Florida's Walt Disney World theme park has reopened in a state hard hit by the coronavirus, as the World Health Organization issued a fresh warning that countries should step up pandemic restrictions.

Hundreds of people in face masks and some in red Mickey Mouse ears queued to enter the Magic Kingdom, with social distancing and hygiene precautions in place.

Star Wars stormtroopers enforced mask-wearing and Mickey Mouse waved from a distance as Walt Disney World reopened to the public for the first time in four months.

A limited number of guests were welcomed to its sprawling Orlando complex, the most-visited theme park resort in the world.

Executives felt confident they had developed a responsible plan for reopening in phases during the pandemic, said Josh D'Amaro, chairman of Disney's parks, experiences and products division.

"This is the new world that we're operating in, and I don't see that changing anytime soon," Mr D'Amaro said after he greeted guests and workers at the park.

At the Magic Kingdom and Animal Kingdom, the two Disney parks that opened, guests and employees wore face masks, underwent temperature screenings and were told to social distance everywhere from streets to rides.

Plexiglass separated rows of queues and ground markings indicated where people should stand.

The resort suspended parades, fireworks and other activities that create crowds, as well as up-close encounters with Mickey Mouse, Cinderella and other characters. Instead, characters appeared on floats or on horseback.

The reopening came as coronavirus cases surged in Florida. Over the past two weeks, the state has reported 109,000 new cases, more than any other US state.

The WHO yesterday urged countries grappling with Covid-19 to step up control measures, saying it is still possible to rein it in, as some nations clamped fresh restrictions on citizens.

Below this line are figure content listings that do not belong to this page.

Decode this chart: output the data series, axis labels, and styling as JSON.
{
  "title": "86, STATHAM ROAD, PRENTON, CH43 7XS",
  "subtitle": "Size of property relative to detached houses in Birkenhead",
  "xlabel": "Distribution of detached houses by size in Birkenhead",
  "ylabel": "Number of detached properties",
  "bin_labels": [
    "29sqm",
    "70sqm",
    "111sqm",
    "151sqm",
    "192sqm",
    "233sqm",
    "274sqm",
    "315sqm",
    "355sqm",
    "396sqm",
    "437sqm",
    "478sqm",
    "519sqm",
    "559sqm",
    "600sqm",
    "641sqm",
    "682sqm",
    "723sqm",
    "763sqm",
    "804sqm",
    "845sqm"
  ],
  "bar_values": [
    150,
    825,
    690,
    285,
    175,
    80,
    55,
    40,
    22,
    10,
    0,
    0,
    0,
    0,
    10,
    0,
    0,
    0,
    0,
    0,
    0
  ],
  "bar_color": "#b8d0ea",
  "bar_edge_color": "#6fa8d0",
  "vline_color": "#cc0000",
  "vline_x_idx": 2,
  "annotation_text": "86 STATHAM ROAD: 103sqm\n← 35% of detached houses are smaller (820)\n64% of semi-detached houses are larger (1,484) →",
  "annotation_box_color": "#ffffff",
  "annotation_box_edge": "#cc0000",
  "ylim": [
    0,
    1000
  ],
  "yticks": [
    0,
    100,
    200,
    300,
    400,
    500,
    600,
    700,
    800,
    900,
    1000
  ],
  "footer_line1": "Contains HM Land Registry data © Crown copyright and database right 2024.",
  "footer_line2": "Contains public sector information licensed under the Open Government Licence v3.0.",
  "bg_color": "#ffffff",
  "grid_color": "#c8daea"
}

With case numbers worldwide more than doubling in the past six weeks, Uzbekistan returned to lockdown and Hong Kong said schools would close from Monday after the city recorded "exponential growth" in locally transmitted infections.

Coronavirus has killed over 560,000 people since the outbreak emerged in China last December, according to a tally from official sources compiled by AFP.

More than 12.5 million cases have been registered in 196 countries and territories, triggering massive economic damage.

WHO chief Tedros Adhanom Ghebreyesus called on countries to adopt an aggressive approach to tackling the virus, highlighting Italy, Spain, South Korea and India's biggest slum to show it was possible to stop the spread, no matter how bad the outbreak.